O comentador da Renascença felicita a "capacidade de estratégica de visão" da potência portuguesa, para "conseguir perceber que tem ainda uma missão para cumprir no Indo-Pacífico e que tem ainda uma voz que deve ser ouvida e que será ouvida certamente hoje por Xi Jinping. Caso contrário, essa reunião ao mais alto nível nunca seria feita".

Poêjo Torres sublinha que esta aproximação declarada à China "não significa que Portugal virará as costas ao concerto da estratégia de apoio á Ucrânia ou ao concerto de estratégias dentro da União Europeia".

"O que Portugal neste momento faz é garantir que mantém uma porta aberta de conversações com um velho parceiro comercial chamado China e, claro, também chamado Japão."

O especialista refere ainda que Portugal "conseguiu garantir um crescimento de exportações para a China", um dado que considera "importante", que obriga o país "a ter de estar presente numa discussão comercial com a China".

Aproximar Portugal da política comercial chinesa ajuda também a criar uma "oportunidade de discutir a estratégia da União Europeia, defendendo, em primeiro lugar, os seus interesses, as suas prioridades, mas garantindo que pode conversar co Xi Jinping para compreender se existe ou não espaço de manobra para influenciar a postura da China junto da Rússia".

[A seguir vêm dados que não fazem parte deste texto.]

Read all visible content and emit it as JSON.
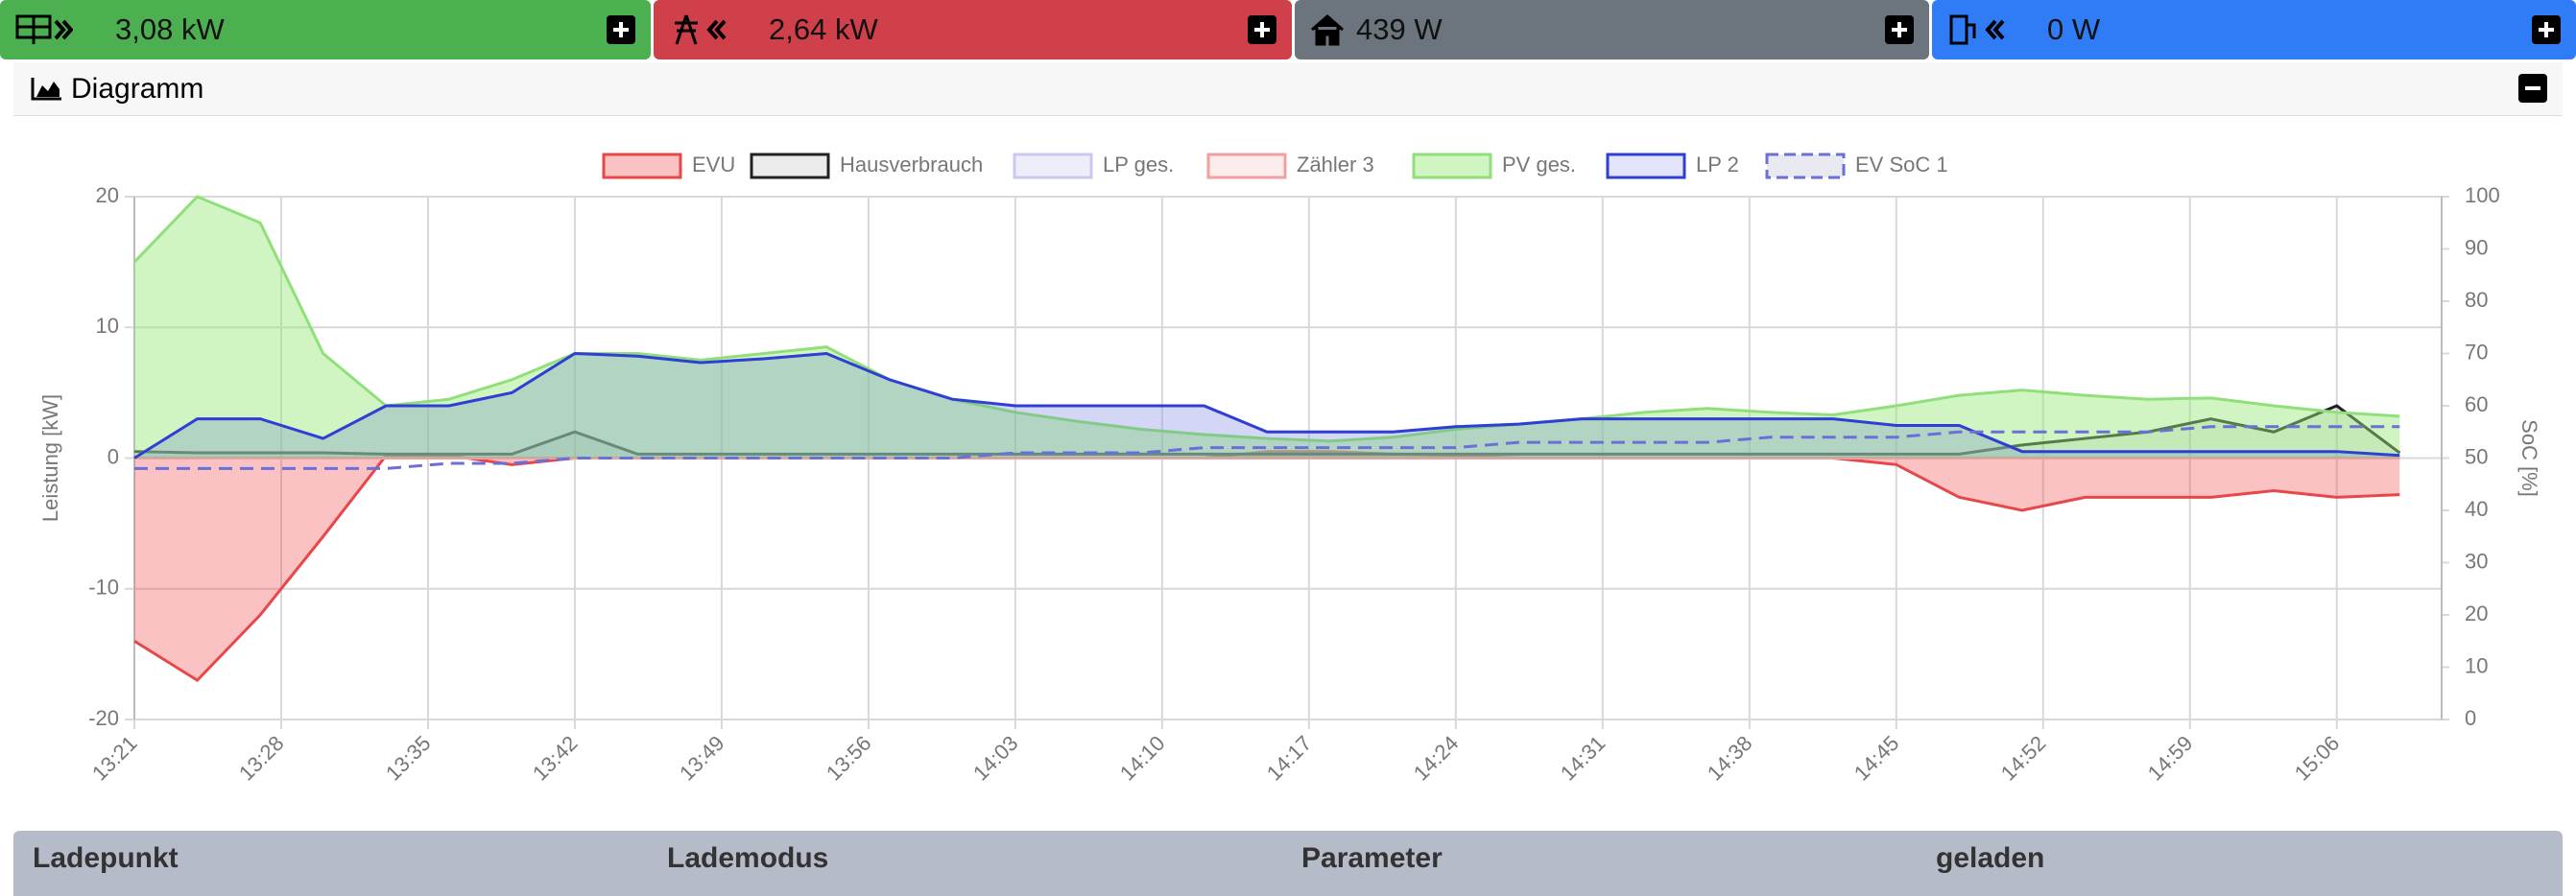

"O único estado do mundo que tem a verdadeira eficácia geopolítica de influenciar diretamente a China chama-se Estados Unidos da América" reflete Poêjo Torres. "Ainda assim, é através destes contactos que o Bloco Europeu e a Aliança Euroatlântica vão conseguindo compreender se existe ou não existe degraus de escala para manobra política ou diplomática junto da potência chinesa", remata Manuel Poêjo Torres.